Ma il contino vede più in alto nonostante la sua gracilità, perché lui può volare, può sollevare il suo piccolo peso e gestire il volo nel vento. Gli altri non ne conoscono il segreto.

Tanto è raffinato il contino, nelle abitudini e nel linguaggio, quanto è rozzo e grossolano Marco, analfabeta, con poca abitudine al pensiero logico, ma sensibile e attento, rappresentando costoro le due nature che ognuno di noi contiene, animale e spirituale, istintuale e riflessiva.

Nella villa padronale arrivano e sostano dei parenti, così conosciamo Ekaterina, giovane fanciulla presto coinvolta nei giochi, creatura non avara d’amore, iniziatrice ai piaceri dei sensi per entrambi i ragazzi.

Il contesto in cui ci porta Panattoni ha momenti di tragedia, perché il diario inizia quando il passaggio della guerra mantiene ancora vive immagini di dolore, e cresce in drammaticità e orrore con l’imperversare della epidemia di spagnola. Il contino e Marco, ognuno per le sue possibilità, diventano portatori di soccorso fin nelle corti più appestate, insieme al prete ed a Beppe il bestemmiatore. Lontana comunque l’idea di raccontare l’intero diario, che coinvolge sempre di più ad ogni pagina.

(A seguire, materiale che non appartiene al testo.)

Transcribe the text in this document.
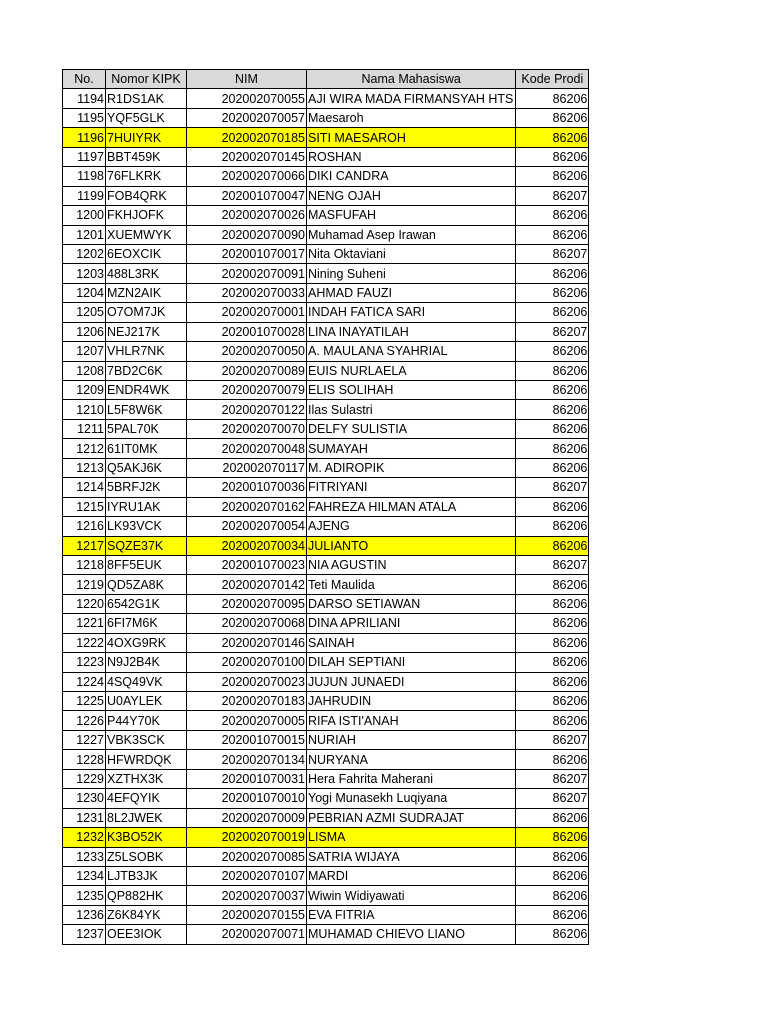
No.	Nomor KIPK	NIM	Nama Mahasiswa	Kode Prodi
1194	R1DS1AK	202002070055	AJI WIRA MADA FIRMANSYAH HTS	86206
1195	YQF5GLK	202002070057	Maesaroh	86206
1196	7HUIYRK	202002070185	SITI MAESAROH	86206
1197	BBT459K	202002070145	ROSHAN	86206
1198	76FLKRK	202002070066	DIKI CANDRA	86206
1199	FOB4QRK	202001070047	NENG OJAH	86207
1200	FKHJOFK	202002070026	MASFUFAH	86206
1201	XUEMWYK	202002070090	Muhamad Asep Irawan	86206
1202	6EOXCIK	202001070017	Nita Oktaviani	86207
1203	488L3RK	202002070091	Nining Suheni	86206
1204	MZN2AIK	202002070033	AHMAD FAUZI	86206
1205	O7OM7JK	202002070001	INDAH FATICA SARI	86206
1206	NEJ217K	202001070028	LINA INAYATILAH	86207
1207	VHLR7NK	202002070050	A. MAULANA SYAHRIAL	86206
1208	7BD2C6K	202002070089	EUIS NURLAELA	86206
1209	ENDR4WK	202002070079	ELIS SOLIHAH	86206
1210	L5F8W6K	202002070122	Ilas Sulastri	86206
1211	5PAL70K	202002070070	DELFY SULISTIA	86206
1212	61IT0MK	202002070048	SUMAYAH	86206
1213	Q5AKJ6K	202002070117	M. ADIROPIK	86206
1214	5BRFJ2K	202001070036	FITRIYANI	86207
1215	IYRU1AK	202002070162	FAHREZA HILMAN ATALA	86206
1216	LK93VCK	202002070054	AJENG	86206
1217	SQZE37K	202002070034	JULIANTO	86206
1218	8FF5EUK	202001070023	NIA AGUSTIN	86207
1219	QD5ZA8K	202002070142	Teti Maulida	86206
1220	6542G1K	202002070095	DARSO SETIAWAN	86206
1221	6FI7M6K	202002070068	DINA APRILIANI	86206
1222	4OXG9RK	202002070146	SAINAH	86206
1223	N9J2B4K	202002070100	DILAH SEPTIANI	86206
1224	4SQ49VK	202002070023	JUJUN JUNAEDI	86206
1225	U0AYLEK	202002070183	JAHRUDIN	86206
1226	P44Y70K	202002070005	RIFA ISTI'ANAH	86206
1227	VBK3SCK	202001070015	NURIAH	86207
1228	HFWRDQK	202002070134	NURYANA	86206
1229	XZTHX3K	202001070031	Hera Fahrita Maherani	86207
1230	4EFQYIK	202001070010	Yogi Munasekh Luqiyana	86207
1231	8L2JWEK	202002070009	PEBRIAN AZMI SUDRAJAT	86206
1232	K3BO52K	202002070019	LISMA	86206
1233	Z5LSOBK	202002070085	SATRIA WIJAYA	86206
1234	LJTB3JK	202002070107	MARDI	86206
1235	QP882HK	202002070037	Wiwin Widiyawati	86206
1236	Z6K84YK	202002070155	EVA FITRIA	86206
1237	OEE3IOK	202002070071	MUHAMAD CHIEVO LIANO	86206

Al di là della iniziale sorpresa per il registro linguistico alto con cui si esprime il contino -del resto corrispondente alla sua educazione, istruzione e contesto sociale- , con lo scorrere delle pagine, mentre Marco dimostra di essere cresciuto in formazione e capacità di analisi, come per osmosi il registro linguistico diventa sempre più fluido e vicino al parlare comune.

Le esperienze dei due amici sono al limite della immaginazione, finendo per coinvolgere anche il conte padre, più informato di quanto Bartolomeo immagini, e sempre dalla sua parte contro il bigottismo imperante.

Così si allargano gli orizzonti, si fanno viaggi per conoscere il territorio ed anche la vita. Vari e coloriti gli incontri in territorio garfagnino, sorprendenti e commoventi quelli in territorio livornese, importanti tutti per poter dire di aver vissuto. Perché la vita di Bartolomeo non sarà lunga, addirittura due esperienze dolorose -la scomparsa della sorella e del padre- minano definitivamente la sua salute. Ma sarà stata completa di tutto, anche di amore.

Panattoni è stato capace di stupirci con una storia sospesa tra cielo e terra, con una grande capacità di entrare nella psicologia dei personaggi, con un realismo duro nella rappresentazione dell’epidemia, tuttavia addolcito da umana pietas; da una ironia leggera e diffusa con cui il contino racconta il suo mondo, quasi a prenderne le distanze.
Non sfuggono i rimandi letterari, soprattutto alla peste manzoniana, ma non meno interessanti quelli che dissemina qua e là: “Il viaggiatore che in un giorno di calura si muova da Lucca verso Pisa; abbandonata all’altezza di Regoli l’arteria nazionale…” di vago sentore verghiano.
Rimane l’idea di fondo di una fiducia nella crescita che si può fare insieme, nella possibilità di realizzare una società dove le classi sociali non rappresentino una divisione ma si arricchiscano nella loro complementarietà; dove essere diverso o portatore di disabilità non costituisca un limite alle possibilità di gioire della vita. Un inno all’amicizia che non vede la differenza di colore della pelle, di condizioni economiche, culturali, status sociale, idee politiche, credo religioso. Una necessità di abbattere stereotipi e pregiudizi sollevandosi sulle meschinità, volando alto, come fa Bartolomeo, che risponde pienamente alla formazione e al pensiero dell’autore.

Marisa Cecchetti

Marisa Cecchetti vive a Lucca. Insegnante di Lettere, ha collaborato a varie riviste e testate culturali. Tra le sue ultime pubblicazioni i racconti Maschile femminile plurale (Giovane Holden 2012), il romanzo Il fossato (Giovane Holden 2014), la silloge Come di solo andata (Il Foglio 2013). Ha tradotto poesie di Barolong Seboni pubblicate da LietoColle (2010): Nell’aria inquieta del Kalahari.